While he has not exactly written a hagiography, Paul is still more or less working within the “Great American Hero” framework, and he casts Webster’s particular civic nationalist idea as the germ of our country’s tradition of pluralism. This is a somewhat odd framing, given that Webster devoted his career as a politician and public speaker almost exclusively to establishing the federal government’s authority over the states and keeping the states united; there is little, if anything, in the speeches cited that connects political union to any notion of equality. Paul himself characterizes Webster as a “progressive conservative” who “disdained the democratic spirit that defined his milieu.”
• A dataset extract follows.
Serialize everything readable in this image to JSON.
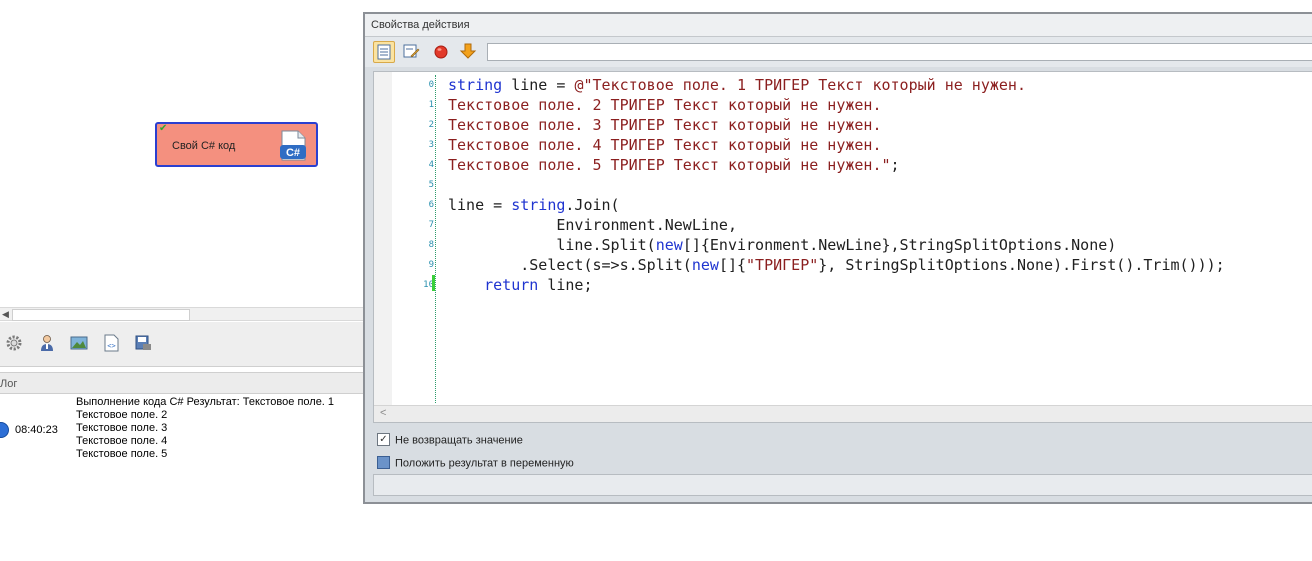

Nevertheless, if Webster’s nationalism was limited in scope and legalistic in nature, within the time period in question, he is as good a stand-in for the liberal tradition as any. The other characters in Paul’s narrative also serve as proxies for concepts of American national identity, past and present, and a substantial portion of the book is devoted to looking at these roads not taken. Paul draws John Quincy Adams, son of John Adams and frenemy of Webster, in perhaps the most interesting and nuanced manner, associating Adams with “continental nationalism,” the idea that America was destined to become a (paradoxical) “empire of liberty” spanning the Atlantic to the Pacific, and highlighting his lesser-known role in establishing what would later be known as the Monroe Doctrine (the U.S. policy of opposing European intervention in the Americas). Late in life, Adams hewed closer to the liberalism that Paul less fittingly ascribes to Webster, becoming an indefatigable opponent of slavery and a defender of the rights of African captives in the Amistad trial.